Я видел в нем главного героя той Интеллектуальной комедии, которая еще по сию пору не нашла своего поэта и которая для моих вкусов была бы много ценнее Человеческой комедии и, быть может, даже Комедии Божественной. Я чувствовал, что этот мастер своих возможностей, этот властелин рисунка, образов, расчета нашел основную исходную точку, с которой всякие начинания в области знания и все операции искусства становятся одинаково легкими, а счастливые взаимодействия анализа и актов — странно правдоподобными: мысль чудодейственно возбуждающая.

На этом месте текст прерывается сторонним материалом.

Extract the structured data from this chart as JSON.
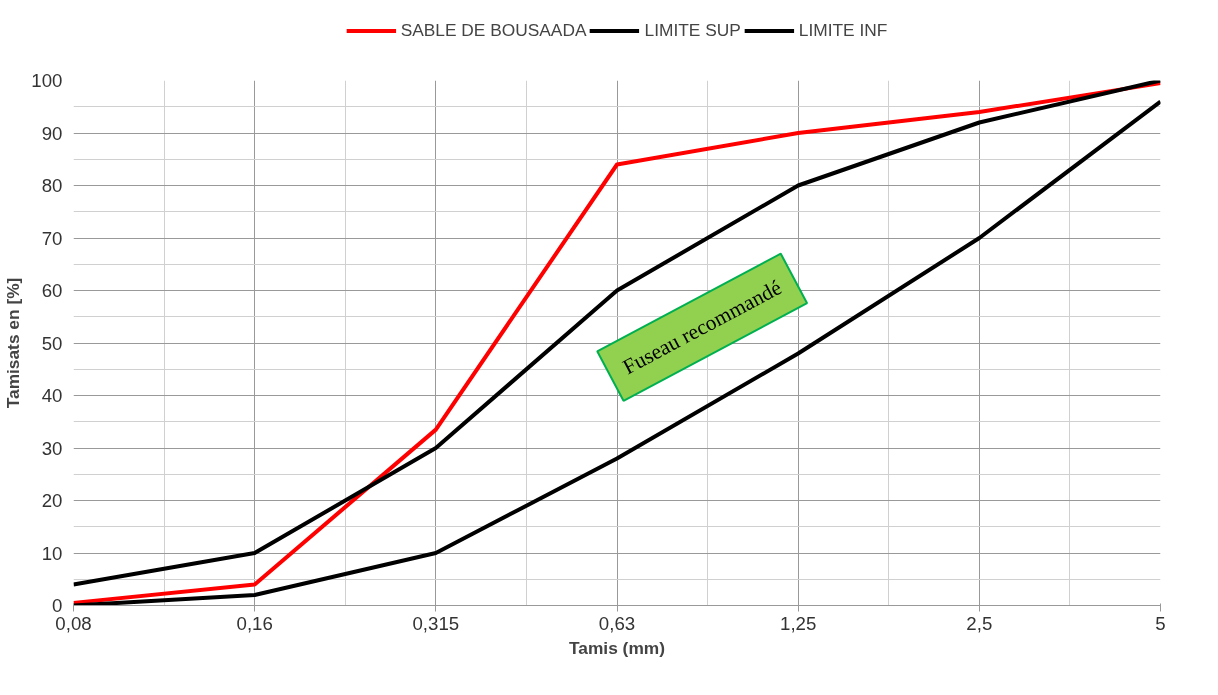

Но то была мысль слишком непосредственная — мысль без значимости — мысль бесконечно распространенная и, следовательно, пригодная для беседы, но не для писательства.
2*
Этот Аполлон очаровывал меня до крайности. Что может быть привлекательнее божества, которое отвергает всякую загадочность, которое не строит своего могущества на смятении наших чувств, не направляет свой престиж на самые темные, самые нежные или самые мрачные стороны нашего существа, вынуждает нас соглашаться, а не подчиняться, и полагает свое основное чудо лишь в том, что разоблачает себя, а свою глубину — только в хорошо выведенной перспективе. И есть ли лучший признак подлинной и законной власти, чем пользование ею без всяких покровов? — Никогда у Диониса не было врага более решительного, ни более чистого, ни более вооруженного знаниями, нежели этот герой, который был занят не столько подчинением или уничтожением чудищ, сколько изучением движущих сил, и который пренебрегал пронзать их стрелами, ибо пронзал их вопросами; он был скорее их верховным вождем, чем победителем, а это значит, что для него не было более полной победы, нежели возможность их понять, — почти до возможности воспроизвести и повторить их; и едва только он улавливал регулирующий их закон, как отбрасывал их, смехотворно низводя к убогому состоянию вполне частных явлений и объяснимых парадоксов.